Monday, May 19, 2008

The Crater of Maragua

Maragua used to be a Peace Corps site, the kind now extinct because they realized if they ever need to evacuate the country it is not very convenient to have a volunteer in a place that requires a 4-hour hike and crossing a river nicknamed "the Killer of Maraguans" before hitchiking into the city on a cattle truck. The trip there isn´t quite as bad, except when we ask to be let off on the road to Maragua the driver asks, "Which Maragua?" There are 3. Ohh, good.

You cross the river at Chaunaca (of which there is only 1, luckily). It´s dry season, and the river is only knee-deep. Next you hike 4 or 5 hours rolling upward until the lush green patches over red rock fade away on the rim of the crater of Maragua. The town sits on the bottom of the huge bowl; only the cementery is high on a small plateau rising from the floor of the crater, where the dead of Maragua have an enviable view. Inside the crater the rock and wheatfields are dramatic burgundy and gold, dotted with stone and dust houses. It is deserted, silent except for the wind. As instructed by Mike, the last volunteer that lived here, we look for the house with an Entel sign in the window and ask for Don Basilio, who can guide us to the dinosaur footprints. He is a small man with a sharpish face dominated by a huge bola of coca in his cheek. The next day he leads us briskly up the crater, like most campesinos 1/2 our size but faster than the wind as we clamber awkwardly after him.

It is almost 3 hours up the crater walls, winding through the surrounding mountains and cutting across fields, where Don Basilio stops to chat with whoever´s land we´re on. At the edge of a field, rising abruptly up from a ravine is a large slab of smooth gray stone. I climb onto it looking for strange looking obscure little marks and trip into a large, 3-toed dino track. The different tracks criss-cross the slab everywhere with incredible clarity. I am sure we are not supposed to be walking all over them like this but as Chris points out cheerfully, this is why we´re in Bolivia. A cholita herding sheep appears with a little guest book to sign and collects 10 Bs. from each of us as we stretch out on the warm stone in the sun next to the tracks and doze. It's unreal and incredible.
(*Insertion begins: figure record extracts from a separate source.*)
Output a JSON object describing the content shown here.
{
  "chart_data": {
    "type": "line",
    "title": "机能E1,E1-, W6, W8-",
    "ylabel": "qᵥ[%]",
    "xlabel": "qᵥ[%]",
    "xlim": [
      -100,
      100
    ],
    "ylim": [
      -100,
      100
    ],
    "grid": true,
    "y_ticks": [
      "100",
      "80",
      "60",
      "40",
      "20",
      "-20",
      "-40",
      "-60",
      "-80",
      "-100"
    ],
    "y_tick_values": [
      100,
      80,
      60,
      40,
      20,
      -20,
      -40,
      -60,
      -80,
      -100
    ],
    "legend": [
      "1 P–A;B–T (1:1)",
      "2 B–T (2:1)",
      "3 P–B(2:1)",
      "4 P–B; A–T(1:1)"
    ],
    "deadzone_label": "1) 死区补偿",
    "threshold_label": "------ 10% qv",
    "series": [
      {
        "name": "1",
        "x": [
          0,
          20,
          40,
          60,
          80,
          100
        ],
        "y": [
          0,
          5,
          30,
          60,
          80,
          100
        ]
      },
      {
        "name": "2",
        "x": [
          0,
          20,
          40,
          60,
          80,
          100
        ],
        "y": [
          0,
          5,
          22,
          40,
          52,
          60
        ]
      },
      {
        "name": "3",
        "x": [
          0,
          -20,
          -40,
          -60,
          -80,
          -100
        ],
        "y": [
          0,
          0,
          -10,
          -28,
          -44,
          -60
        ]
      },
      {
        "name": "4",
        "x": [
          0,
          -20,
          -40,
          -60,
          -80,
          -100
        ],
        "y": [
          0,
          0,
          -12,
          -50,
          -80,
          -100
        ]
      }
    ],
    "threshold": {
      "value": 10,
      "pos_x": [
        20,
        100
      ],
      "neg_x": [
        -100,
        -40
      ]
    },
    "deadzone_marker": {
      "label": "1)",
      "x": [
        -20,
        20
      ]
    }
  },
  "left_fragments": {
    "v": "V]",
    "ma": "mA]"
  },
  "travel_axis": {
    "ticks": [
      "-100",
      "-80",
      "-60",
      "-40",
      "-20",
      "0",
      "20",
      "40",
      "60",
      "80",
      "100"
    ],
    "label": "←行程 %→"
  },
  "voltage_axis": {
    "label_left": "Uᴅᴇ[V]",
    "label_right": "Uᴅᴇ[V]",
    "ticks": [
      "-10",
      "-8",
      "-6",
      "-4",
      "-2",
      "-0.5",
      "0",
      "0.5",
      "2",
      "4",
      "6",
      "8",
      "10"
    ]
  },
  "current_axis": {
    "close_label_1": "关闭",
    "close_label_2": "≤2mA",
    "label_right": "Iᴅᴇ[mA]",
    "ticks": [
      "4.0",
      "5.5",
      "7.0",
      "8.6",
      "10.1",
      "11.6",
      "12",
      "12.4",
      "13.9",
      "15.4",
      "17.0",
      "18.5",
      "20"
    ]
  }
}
I love Bolivia, that I get to do things like this. We spend the rest of of the day hiking to a waterfall next to a fanged cave called the Devil's Mouth, then up to the cementery. Russ has his binoculars and sees a woman baking bread in her domed earthen oven otuside. He hikes down to buy some for dinner, still steaming hot. Water gets collected from a "spring", a tiny burbling hole at the side of the muddy trickle of water that passes for a stream, liberally sprinkled with goat poop. We boil it a long time and tell ourselves the floaty things are dead.

We get up early the third day to hike out to the road because buses and trucks only pass by for a few hours in the morning. There is not much traffic at all, we get passed by 2 buses and a truck, jammed full. Finally another cattle truck, also full of people and animals and cargo, pulls up and looks at us doubtfully. Before they change their minds we scramble into the back. Everyone is able to climb up the inside sides of the truck bed and get some fresh air, but Kate and I are stuck in the human soup in the back bottom. She is between a fat boy and an old man sitting on rice bags who keeps kicking her legs, I am between some sheep and a cholita seated on flour sacks using me as her back rest. I think I have the better situation until the ram at my knees starts biting. I squeal and try to move but it's impossible. Ram bites. I squeal. The campesinos find this hilarious but trust me, it is not. I decide to fight the sheep. The next time he bites, I manage to land a kick. The sheep pauses, then begins to head butt at my knees. Hard. I kick. Sheep butts. This is stupid. I make a roaring noise and punch him. Sheep is stunned. I win! Sheep pees on me. Sheep wins. I hate Bolivia. Thus pass another 3 hours rattling down a dusty road drowning in odors of unwashed bodies and livestock feces. This is the price you pay for walking in dinosaur tracks.